Sommaire
- Le décès d’un dirigeant peut menacer l’existence d’une entreprise
- La charge de remboursement des crédits professionnels devient plus lourde
- Une assurance-décès avec le dirigeant comme assuré vous permet de couvrir ces risques
- L’assurance est souscrite par l’entreprise
- L’impôt des sociétés est dû sur le capital versé en cas d’intervention
Le décès d’un dirigeant constitue un choc pour toute entreprise. Son existence même est en danger. La charge de remboursement des crédits professionnels devient plus lourde. Une assurance-décès avec le dirigeant comme assuré permet de couvrir ces risques. L’entreprise souscrit la police et est le bénéficiaire du capital-décès.
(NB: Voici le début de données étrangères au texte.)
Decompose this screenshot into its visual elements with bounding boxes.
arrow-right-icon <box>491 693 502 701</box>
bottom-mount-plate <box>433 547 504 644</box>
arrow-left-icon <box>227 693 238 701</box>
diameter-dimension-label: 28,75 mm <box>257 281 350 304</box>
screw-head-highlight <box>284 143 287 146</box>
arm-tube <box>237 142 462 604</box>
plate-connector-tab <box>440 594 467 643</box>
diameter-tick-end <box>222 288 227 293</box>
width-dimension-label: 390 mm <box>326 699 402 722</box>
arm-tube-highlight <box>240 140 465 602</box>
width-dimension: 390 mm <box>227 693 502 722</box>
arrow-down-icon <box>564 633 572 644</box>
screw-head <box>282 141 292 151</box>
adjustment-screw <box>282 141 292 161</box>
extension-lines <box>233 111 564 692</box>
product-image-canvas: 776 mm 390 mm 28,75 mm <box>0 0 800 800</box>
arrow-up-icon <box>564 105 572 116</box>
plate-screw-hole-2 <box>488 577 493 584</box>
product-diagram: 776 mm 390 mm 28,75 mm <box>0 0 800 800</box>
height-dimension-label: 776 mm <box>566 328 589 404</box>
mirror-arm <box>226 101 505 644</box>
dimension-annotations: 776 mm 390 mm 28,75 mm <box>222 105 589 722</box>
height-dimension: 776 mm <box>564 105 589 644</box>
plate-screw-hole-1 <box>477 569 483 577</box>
En cas de décès du dirigeant d’entreprise, le capital versé permet d’assurer la continuité de l’entreprise et le remboursement des crédits. Les autres associés ne doivent ainsi pas s’engager personnellement. Vous pouvez ainsi dormir vos deux oreilles.
En cas de décès du dirigeant, le capital versé par la compagnie d’assurance garantira la continuité de l’entreprise.
Quel montant assurer ?
L’interrogation majeure concerne évidemment le capital à assurer. Cela dépend de la taille de l’entreprise et de la situation de ses associés. Il est important de tenir compte de tous les coûts garantissant un bon fonctionnement de l’entreprise. Pensez par exemple à une réserve permettant de faire face à une baisse du chiffre d’affaires. Aux coûts pour embaucher un remplaçant ou à la charge de remboursement globale des crédits. Par ailleurs, chaque associé peut souscrire une assurance-décès pour lui et avec les autres associés comme assurés. Cela lui permettra de racheter les actions du partenaire décédé le cas échéant. AG Insurance a développé un
outil de simulation vous permettant d’estimer simplement quel montant assurer.
Une telle assurance permet aux autres associés de ne pas devoir s’engager personnellement.Eric Vanbrusselen
N’oubliez pas le fisc
L’impôt des sociétés intervient également si la compagnie d’assurances verse le capital-décès à l’entreprise. Le capital serait en effet imposé à un taux actuellement compris entre 20,4% et 29,58% en fonction du montant des revenus imposables de la société. Le capital net réellement perçu par l’entreprise est donc sensiblement inférieur au montant assuré. Cet élément est évidemment important à garder en tête lorsque vous souscrivez un contrat. Cela vous permettra de garantir la continuité de votre entreprise et de limiter les charges financières pour vos associés et votre famille.